Mumbai, Dec 19 (PTI) After a multi-year bull run, there is a need for equity investors to moderate their return expectations in 2025, a domestic brokerage said on Thursday.
NSE's 50-share benchmark is expected to be at 26,482 points at the end of 2025, which is an over 10 per cent jump from Thursday's close of 23,951.70 points, HDFC Securities said.
Its managing director and chief executive Dhiraj Relli said equities will outperform any other asset class in 2025, and the long-term India story is also intact.
"For many years now, the markets have given high returns. In the new year, investors will have to moderate their expectations," Relli said.
The Nifty benchmark has risen by 10.22 per cent year-to-date in 2024, which has been characterized by some selling towards the end of the year on exits from foreign portfolio investors as they saw better returns in other markets amid a growth slowdown to a seven-quarter low in India.
Relli said a majority of the investors in the market are ones, who have entered post-2020 and have never seen a sharp correction in their investment journey, which will make it essential to set expectations accordingly.

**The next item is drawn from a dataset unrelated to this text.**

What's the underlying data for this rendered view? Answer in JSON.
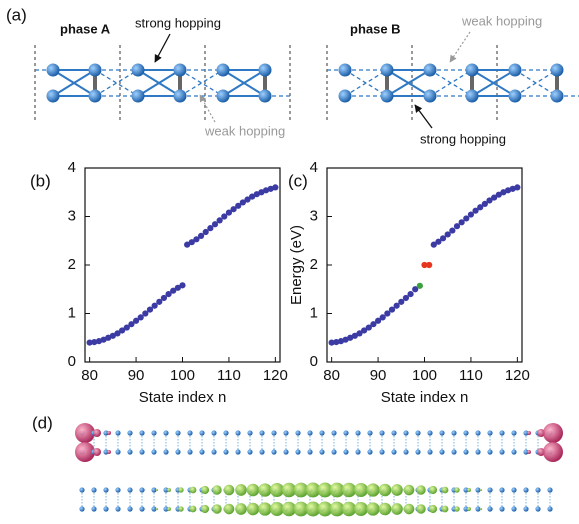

The brokerage will advise investors to bet on large caps rather than the mid and small caps, which have rallied handsomely in the last few years, he said, adding that over 67 per cent of the allocation should be to the bigger companies, which have seen multiple business cycles.
The remaining allocation can be to the small and mid-cap ones, he said, adding that the same has to be done on a very selective basis on an entity level.
A senior official remarked that in the last two to three years, about 80 per cent of the small and mid-cap stocks delivered positive returns for shareholders, and the same will reverse to just 20 per cent of the scrips delivering profits in the new year.
Relli said the FPIs will return only when they see earnings growth in Indian companies, which will happen in the second half of the next year.
The brokerage expects earnings growth to increase to 17 per cent in FY26 from the 4 per cent it is estimating for FY25, he added.
Unmesh Sharma, the head of institutional equities, said the GDP growth slowdown in India is bad news and added that given this background, the government will keep the public capex high if not at the same growth levels as the 11 per cent higher budgeted for FY25.
India is going through a mild cyclical slowdown, which will last for 6-9 months, but is structurally geared for growth going ahead, its head of institutional research Varun Lohchab said, adding that the house is positive on large banks, top IT companies, capital goods, cement and building materials, and negative on auto, consumer staples, small finance banks and NBFC sectors.
Lohchab said consumption has not fallen off a cliff in India, but there is no V-shaped recovery in the segment which makes it have a negative view on the sector.
Meanwhile, Relli said the firm, which closed FY24 with a post-tax net of Rs 945 crore, is confident of increasing the bottom line to over Rs 1,100 crore in FY25.
There are no plans to list the subsidiary of largest private sector lender HDFC Bank, he said, adding that the return on capital is very high, and it was also able to raise required capital through a rights issue earlier this year.